Two big news stories that you have no doubt been following lately are the rollout of the COVID-19 vaccine and the presidential transition. However, what is a little less widely known is that per- and polyfluoroalkyl substances (PFAS), the so-called “forever chemicals” that have become a concern for environmental regulators as well as environment, health, and safety (EHS) professionals, have managed to insert themselves into both topics.
According to the U.S. Environmental Protection Agency’s (EPA) February 2019 PFAS Action Plan, over 4,000 PFAS may have been manufactured and used in a variety of industries around the world since they were first synthesized in the 1940s. The EPA’s Toxic Substances Control Act (TSCA) Chemical Substance Inventory lists about 1,200 PFAS, approximately half of which are known to be commercially active within the last decade. Commonly used in applications from nonstick cookware to fire suppressants, PFAS have earned the nickname “forever chemicals” because of their resistance to degradation. This quality has made them useful in certain products, but also ensures that when PFAS enter the human body, they stay there (and can accumulate) for a long time—by some estimates, up to 8 years.

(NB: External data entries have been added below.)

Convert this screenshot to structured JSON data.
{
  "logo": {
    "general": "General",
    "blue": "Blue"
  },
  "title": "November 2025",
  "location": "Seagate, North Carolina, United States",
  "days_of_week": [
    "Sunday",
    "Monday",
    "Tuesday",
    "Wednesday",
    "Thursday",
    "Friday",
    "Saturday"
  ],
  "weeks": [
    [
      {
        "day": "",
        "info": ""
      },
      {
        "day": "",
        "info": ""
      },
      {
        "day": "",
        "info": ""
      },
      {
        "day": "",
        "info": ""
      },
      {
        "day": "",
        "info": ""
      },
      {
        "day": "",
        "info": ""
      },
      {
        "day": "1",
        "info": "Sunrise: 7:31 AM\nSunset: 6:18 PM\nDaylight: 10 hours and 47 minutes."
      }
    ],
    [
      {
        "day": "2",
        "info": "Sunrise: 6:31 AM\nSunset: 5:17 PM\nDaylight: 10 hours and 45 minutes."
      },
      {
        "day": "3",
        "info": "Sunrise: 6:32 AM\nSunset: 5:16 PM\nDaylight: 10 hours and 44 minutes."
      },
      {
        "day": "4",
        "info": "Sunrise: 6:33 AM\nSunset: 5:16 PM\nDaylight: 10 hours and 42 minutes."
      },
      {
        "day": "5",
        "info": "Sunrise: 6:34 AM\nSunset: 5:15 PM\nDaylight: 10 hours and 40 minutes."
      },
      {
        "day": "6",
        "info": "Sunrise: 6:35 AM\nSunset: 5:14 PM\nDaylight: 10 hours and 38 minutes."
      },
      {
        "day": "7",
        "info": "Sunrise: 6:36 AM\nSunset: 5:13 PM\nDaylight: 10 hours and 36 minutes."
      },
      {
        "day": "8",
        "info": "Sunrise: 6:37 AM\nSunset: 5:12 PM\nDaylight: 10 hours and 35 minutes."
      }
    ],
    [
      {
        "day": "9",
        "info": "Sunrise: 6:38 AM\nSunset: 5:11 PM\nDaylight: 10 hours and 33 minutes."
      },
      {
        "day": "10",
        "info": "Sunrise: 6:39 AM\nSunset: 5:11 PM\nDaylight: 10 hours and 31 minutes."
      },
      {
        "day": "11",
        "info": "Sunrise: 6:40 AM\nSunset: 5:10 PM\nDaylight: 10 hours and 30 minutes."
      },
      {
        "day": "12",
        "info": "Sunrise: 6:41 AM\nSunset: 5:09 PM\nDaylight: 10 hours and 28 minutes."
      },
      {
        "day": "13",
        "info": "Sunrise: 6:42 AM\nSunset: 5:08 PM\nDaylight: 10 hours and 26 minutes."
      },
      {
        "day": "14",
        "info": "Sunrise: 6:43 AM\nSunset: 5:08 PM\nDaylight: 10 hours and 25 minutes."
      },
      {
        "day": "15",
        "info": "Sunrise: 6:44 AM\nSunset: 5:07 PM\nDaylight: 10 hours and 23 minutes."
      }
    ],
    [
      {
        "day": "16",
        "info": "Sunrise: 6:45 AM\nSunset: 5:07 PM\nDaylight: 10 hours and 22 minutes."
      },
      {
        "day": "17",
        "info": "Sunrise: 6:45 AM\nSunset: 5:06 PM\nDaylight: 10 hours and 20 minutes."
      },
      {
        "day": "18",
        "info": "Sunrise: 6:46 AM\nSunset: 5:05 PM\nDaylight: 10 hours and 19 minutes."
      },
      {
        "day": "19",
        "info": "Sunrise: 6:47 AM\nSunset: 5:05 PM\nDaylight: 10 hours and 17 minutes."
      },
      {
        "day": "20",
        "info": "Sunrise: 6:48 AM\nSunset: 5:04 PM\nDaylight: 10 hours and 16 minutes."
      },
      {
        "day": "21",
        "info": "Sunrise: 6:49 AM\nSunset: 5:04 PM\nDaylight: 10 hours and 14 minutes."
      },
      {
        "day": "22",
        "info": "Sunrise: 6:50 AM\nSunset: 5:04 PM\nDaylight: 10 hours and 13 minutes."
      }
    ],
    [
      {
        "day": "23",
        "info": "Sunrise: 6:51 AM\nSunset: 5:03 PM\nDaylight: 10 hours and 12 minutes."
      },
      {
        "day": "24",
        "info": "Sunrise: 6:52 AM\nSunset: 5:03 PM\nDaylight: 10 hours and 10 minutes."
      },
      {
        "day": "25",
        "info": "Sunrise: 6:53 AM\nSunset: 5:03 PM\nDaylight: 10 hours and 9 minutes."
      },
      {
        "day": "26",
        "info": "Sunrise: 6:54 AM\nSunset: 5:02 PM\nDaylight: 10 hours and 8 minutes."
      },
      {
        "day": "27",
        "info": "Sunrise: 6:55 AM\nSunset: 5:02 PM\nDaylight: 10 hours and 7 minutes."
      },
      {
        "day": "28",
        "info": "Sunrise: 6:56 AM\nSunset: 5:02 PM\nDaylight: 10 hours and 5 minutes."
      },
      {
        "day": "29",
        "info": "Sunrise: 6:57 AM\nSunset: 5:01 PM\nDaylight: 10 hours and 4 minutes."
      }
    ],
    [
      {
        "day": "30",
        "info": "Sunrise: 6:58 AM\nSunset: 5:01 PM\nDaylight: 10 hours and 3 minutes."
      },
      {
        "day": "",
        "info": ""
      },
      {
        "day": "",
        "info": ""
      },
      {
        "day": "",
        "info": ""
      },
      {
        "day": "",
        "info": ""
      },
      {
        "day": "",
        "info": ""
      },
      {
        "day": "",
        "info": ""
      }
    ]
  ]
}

While PFAS have not been the centerpiece of the discussions surrounding the COVID-19 vaccine or the presidential transition, they have made an appearance. Let’s take a look at what’s being said.
Could PFAS Affect the Efficacy of COVID-19 Vaccine in Some?
Last month, The Guardian published a story that laid out the concerns of researchers that PFAS may reduce the COVID-19 vaccine’s effectiveness in those with high exposures to the chemicals. The scientists note that PFAS exposure has led to reduced antibody concentrations for other vaccines for tetanus and diphtheria, and it remains to be seen if the same trend will be seen in COVID-19 immunizations.
Philippe Grandjean, an adjunct professor of environmental health at the Harvard School of Public Health, said that “At this stage we don’t know if it will impact a corona vaccination, but it’s a risk … We would have to cross our fingers and hope for the best.”
The article also notes that research (yet to be peer-reviewed) suggests a certain type of PFAS, perfluorobutyrate (PFBA), accumulates in the lungs and can cause more severe illness in those infected by COVID-19.
With the chemicals causing so much potential trouble, it should be unsurprising that President-Elect Joe Biden has pledged for stronger regulation of PFAS, and a Biden EPA likely will follow through, especially as it relates to drinking water.
Erin Brockovich Calls Out DuPont Consultant on EPA Transition Team
Speaking of the presidential transition, a prominent activist is questioning the inclusion of a DuPont consultant on Biden’s EPA transition team—and specifically pointed to perfluorooctanoic acid (PFOA), a type of PFAS. In an op-ed, Erin Brockovich expressed frustration at the inclusion of Michael McCabe on the team, citing McCabe’s work as a communication strategist for DuPont during a time when the chemical giant was fighting possible regulation of PFOA.
Brockovich writes that “… DuPont suspected that their product was harmful since the 1960s—experiments they conducted in 1961 showed that PFOS [another type of PFAS] affected the livers of dogs and rabbits. McCabe’s work inevitably contributed to staving off costly clean-up and additional regulation headaches for the company.”
Clearly, the staying power of PFAS (both literally and figuratively) will make it a topic—and potentially a work-related hazard—of concern for EHS professionals in the coming years.